Keith Olive et al. combine the astronomical and lab measurements to argue that the upper bound for the change during the existence of the Solar system is again one part per million. You know, sometimes people argue that they need an evolving alpha to obtain the right concentration of magnesium isotopes, but Keith Olive et al. think differently.

When the first nuclei were born

The Big Bang Nucleosynthesis, the process during the era when the Universe was less than three minutes old, when every mile today was one millimeter then, and when the temperature was so high that the nuclei were created out of thermal fluctuations of the strongly interacting mess, predicts a certain relative abundance of light elements - and these predictions agree with observations.

This is our most archaic directly verified prediction of the Big Bang cosmology - that goes to a few minutes after the moment of creation. Inflation occured much earlier, but we only measure its indirect effects as imprinted in the Cosmic Microwave Background that was born when the Universe was 300,000 years old and most accurately measured by the WMAP satellite.

A significant time-dependence of the constants would ruin this beautiful agreement. This imposes other bounds, see e.g. Cyburt, Fields, Olive, and Skillman. They discuss the time evolution of Newton's constant, too. Another recent paper about the nucleosynthesis bounds is by Nidal Chamoun, Susana female Landau, Mercedes E. Daimlerchrysler Mosquera, and Hector Vucetich here. During the nucleosynthesis, the most famous dimensionless parameters of the Standard Model could not differ from their present values more than by 10 percent.

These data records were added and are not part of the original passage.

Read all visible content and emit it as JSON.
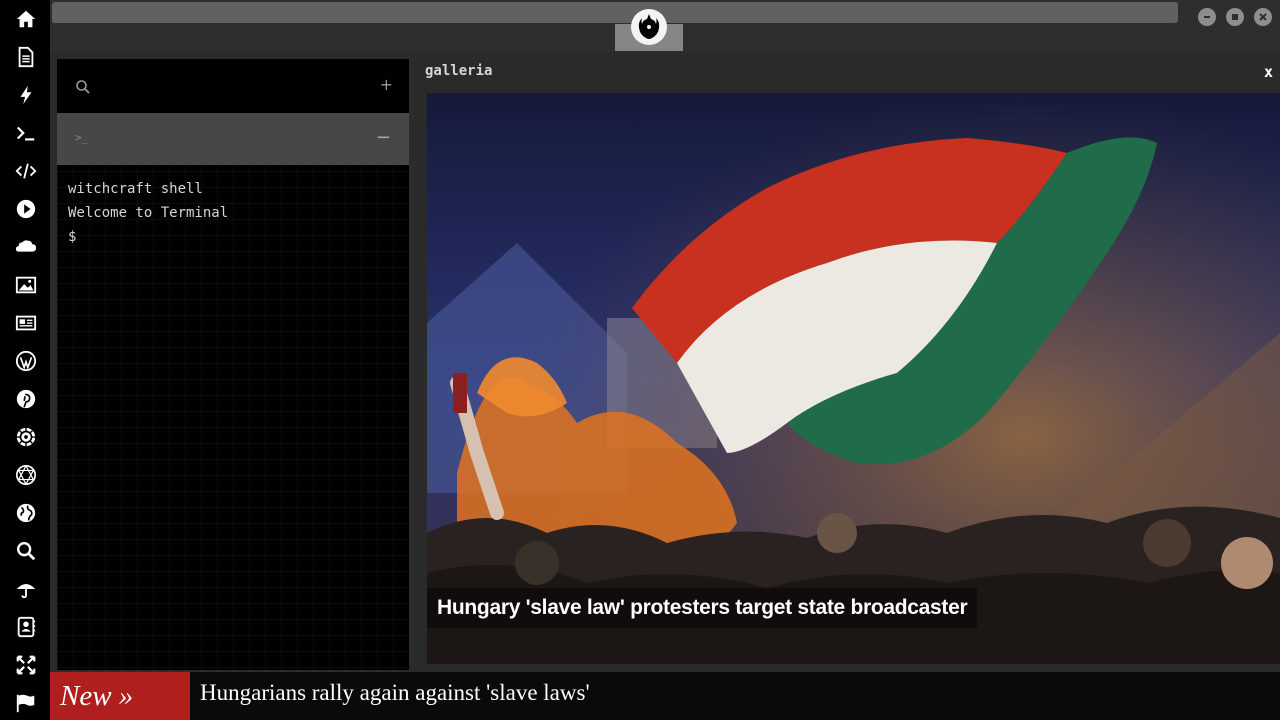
{
  "sidebar": {
    "icons": [
      "home-icon",
      "document-icon",
      "lightning-icon",
      "terminal-icon",
      "code-icon",
      "play-icon",
      "cloud-icon",
      "image-icon",
      "newspaper-icon",
      "wordpress-icon",
      "pinterest-icon",
      "galactic-empire-icon",
      "network-sphere-icon",
      "globe-icon",
      "search-icon",
      "umbrella-icon",
      "contacts-icon",
      "expand-icon",
      "flag-icon"
    ]
  },
  "topbar": {
    "logo_icon": "rebel-alliance-icon",
    "window_controls": [
      "minimize-icon",
      "maximize-icon",
      "close-icon"
    ]
  },
  "terminal": {
    "plus_label": "+",
    "prompt_icon_label": ">_",
    "minus_label": "−",
    "lines": [
      "witchcraft shell",
      "Welcome to Terminal",
      "$"
    ]
  },
  "gallery": {
    "title": "galleria",
    "close_label": "x",
    "caption": "Hungary 'slave law' protesters target state broadcaster"
  },
  "ticker": {
    "badge": "New »",
    "headline": "Hungarians rally again against 'slave laws'"
  },
  "colors": {
    "sidebar_bg": "#000000",
    "ticker_badge": "#b01e1e",
    "flag_red": "#c8311f",
    "flag_white": "#ece9e2",
    "flag_green": "#1f6b4a"
  }
}
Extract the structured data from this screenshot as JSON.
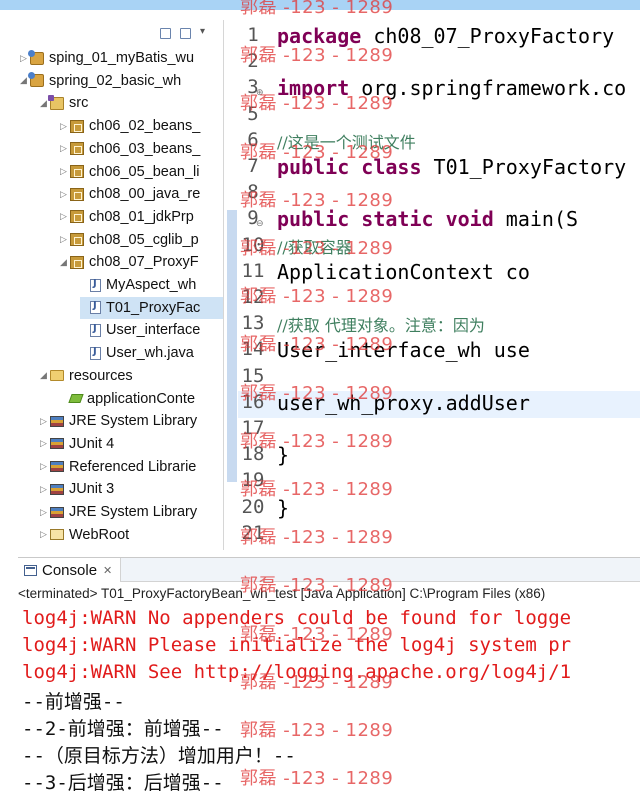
{
  "explorer": {
    "items": [
      {
        "label": "sping_01_myBatis_wu",
        "icon": "project-icon",
        "depth": 1,
        "twisty": "▷"
      },
      {
        "label": "spring_02_basic_wh",
        "icon": "project-icon",
        "depth": 1,
        "twisty": "◢"
      },
      {
        "label": "src",
        "icon": "source-folder-icon",
        "depth": 2,
        "twisty": "◢"
      },
      {
        "label": "ch06_02_beans_",
        "icon": "package-icon",
        "depth": 3,
        "twisty": "▷"
      },
      {
        "label": "ch06_03_beans_",
        "icon": "package-icon",
        "depth": 3,
        "twisty": "▷"
      },
      {
        "label": "ch06_05_bean_li",
        "icon": "package-icon",
        "depth": 3,
        "twisty": "▷"
      },
      {
        "label": "ch08_00_java_re",
        "icon": "package-icon",
        "depth": 3,
        "twisty": "▷"
      },
      {
        "label": "ch08_01_jdkPrp",
        "icon": "package-icon",
        "depth": 3,
        "twisty": "▷"
      },
      {
        "label": "ch08_05_cglib_p",
        "icon": "package-icon",
        "depth": 3,
        "twisty": "▷"
      },
      {
        "label": "ch08_07_ProxyF",
        "icon": "package-icon",
        "depth": 3,
        "twisty": "◢"
      },
      {
        "label": "MyAspect_wh",
        "icon": "java-file-icon",
        "depth": 4,
        "twisty": ""
      },
      {
        "label": "T01_ProxyFac",
        "icon": "java-file-icon",
        "depth": 4,
        "twisty": "",
        "selected": true
      },
      {
        "label": "User_interface",
        "icon": "java-file-icon",
        "depth": 4,
        "twisty": ""
      },
      {
        "label": "User_wh.java",
        "icon": "java-file-icon",
        "depth": 4,
        "twisty": ""
      },
      {
        "label": "resources",
        "icon": "folder-icon",
        "depth": 2,
        "twisty": "◢"
      },
      {
        "label": "applicationConte",
        "icon": "xml-file-icon",
        "depth": 3,
        "twisty": ""
      },
      {
        "label": "JRE System Library",
        "icon": "library-icon",
        "depth": 2,
        "twisty": "▷"
      },
      {
        "label": "JUnit 4",
        "icon": "library-icon",
        "depth": 2,
        "twisty": "▷"
      },
      {
        "label": "Referenced Librarie",
        "icon": "library-icon",
        "depth": 2,
        "twisty": "▷"
      },
      {
        "label": "JUnit 3",
        "icon": "library-icon",
        "depth": 2,
        "twisty": "▷"
      },
      {
        "label": "JRE System Library",
        "icon": "library-icon",
        "depth": 2,
        "twisty": "▷"
      },
      {
        "label": "WebRoot",
        "icon": "web-folder-icon",
        "depth": 2,
        "twisty": "▷"
      }
    ]
  },
  "editor": {
    "lines": [
      {
        "num": "1",
        "parts": [
          {
            "t": "package",
            "c": "kw"
          },
          {
            "t": " ch08_07_ProxyFactory",
            "c": ""
          }
        ]
      },
      {
        "num": "2",
        "parts": []
      },
      {
        "num": "3",
        "fold": "⊕",
        "parts": [
          {
            "t": "import",
            "c": "kw"
          },
          {
            "t": " org.springframework.co",
            "c": ""
          }
        ]
      },
      {
        "num": "5",
        "parts": []
      },
      {
        "num": "6",
        "parts": [
          {
            "t": "//这是一个测试文件",
            "c": "comment"
          }
        ]
      },
      {
        "num": "7",
        "parts": [
          {
            "t": "public",
            "c": "kw"
          },
          {
            "t": " ",
            "c": ""
          },
          {
            "t": "class",
            "c": "kw"
          },
          {
            "t": " T01_ProxyFactory",
            "c": ""
          }
        ]
      },
      {
        "num": "8",
        "parts": []
      },
      {
        "num": "9",
        "fold": "⊖",
        "parts": [
          {
            "t": "    ",
            "c": ""
          },
          {
            "t": "public",
            "c": "kw"
          },
          {
            "t": " ",
            "c": ""
          },
          {
            "t": "static",
            "c": "kw"
          },
          {
            "t": " ",
            "c": ""
          },
          {
            "t": "void",
            "c": "kw"
          },
          {
            "t": " main(S",
            "c": ""
          }
        ]
      },
      {
        "num": "10",
        "parts": [
          {
            "t": "        ",
            "c": ""
          },
          {
            "t": "//获取容器",
            "c": "comment"
          }
        ]
      },
      {
        "num": "11",
        "parts": [
          {
            "t": "        ApplicationContext co",
            "c": ""
          }
        ]
      },
      {
        "num": "12",
        "parts": []
      },
      {
        "num": "13",
        "parts": [
          {
            "t": "        ",
            "c": ""
          },
          {
            "t": "//获取 代理对象。注意：因为",
            "c": "comment"
          }
        ]
      },
      {
        "num": "14",
        "parts": [
          {
            "t": "        User_interface_wh use",
            "c": ""
          }
        ]
      },
      {
        "num": "15",
        "parts": []
      },
      {
        "num": "16",
        "current": true,
        "parts": [
          {
            "t": "        user_wh_proxy.addUser",
            "c": ""
          }
        ]
      },
      {
        "num": "17",
        "parts": []
      },
      {
        "num": "18",
        "parts": [
          {
            "t": "    }",
            "c": ""
          }
        ]
      },
      {
        "num": "19",
        "parts": []
      },
      {
        "num": "20",
        "parts": [
          {
            "t": "}",
            "c": ""
          }
        ]
      },
      {
        "num": "21",
        "parts": []
      }
    ]
  },
  "console": {
    "tab_label": "Console",
    "close_glyph": "✕",
    "terminated": "<terminated> T01_ProxyFactoryBean_wh_test [Java Application] C:\\Program Files (x86)",
    "output": [
      {
        "text": "log4j:WARN No appenders could be found for logge",
        "kind": "err"
      },
      {
        "text": "log4j:WARN Please initialize the log4j system pr",
        "kind": "err"
      },
      {
        "text": "log4j:WARN See http://logging.apache.org/log4j/1",
        "kind": "err"
      },
      {
        "text": "--前增强--",
        "kind": "std"
      },
      {
        "text": "--2-前增强：前增强--",
        "kind": "std"
      },
      {
        "text": "--（原目标方法）增加用户！--",
        "kind": "std"
      },
      {
        "text": "--3-后增强：后增强--",
        "kind": "std"
      }
    ]
  },
  "watermark": {
    "text": "郭磊 -123 - 1289"
  },
  "colors": {
    "keyword": "#7f0055",
    "comment": "#3f7f5f",
    "console_error": "#e11b1b",
    "selection": "#cfe3f5",
    "current_line": "#e8f2fe",
    "top_bar": "#a9d3f5"
  }
}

Contrarians: constants evolve

OK, I have certainly omitted important teams that also argue that the evolution is zero. Let us hear the other side - which I will call the contrarians. Murphy, Webb, and Flambaum have measured some quasars differently in 2004, and they argued that the result for the relative change per year is

  • 6 x 10^{-16} per year.

This is six ties higher than the upper limits found by the physicists mentioned at the beginning. Technically, however, the paper by Murphy, Webb, and Flambaum is twice as famous as the papers at the beginning that confirmed the null hypothesis. Right, I would naturally argue that this is probably due to the publication bias because people, especially in the field waiting for some new shocking things, simply prefer exciting news. It's more interesting to cite people who find 15-meter tall humans rather than those who say that the upper limit for height is around 3 meters. Giants bring you grants, and moreover you can stand on their toes (or shoulders, whichever you prefer).

I will prefer my theoretical preconceptions and continue to believe that the time evolution of the dimensionless numbers characteristic for the Standard Model is probably non-existent.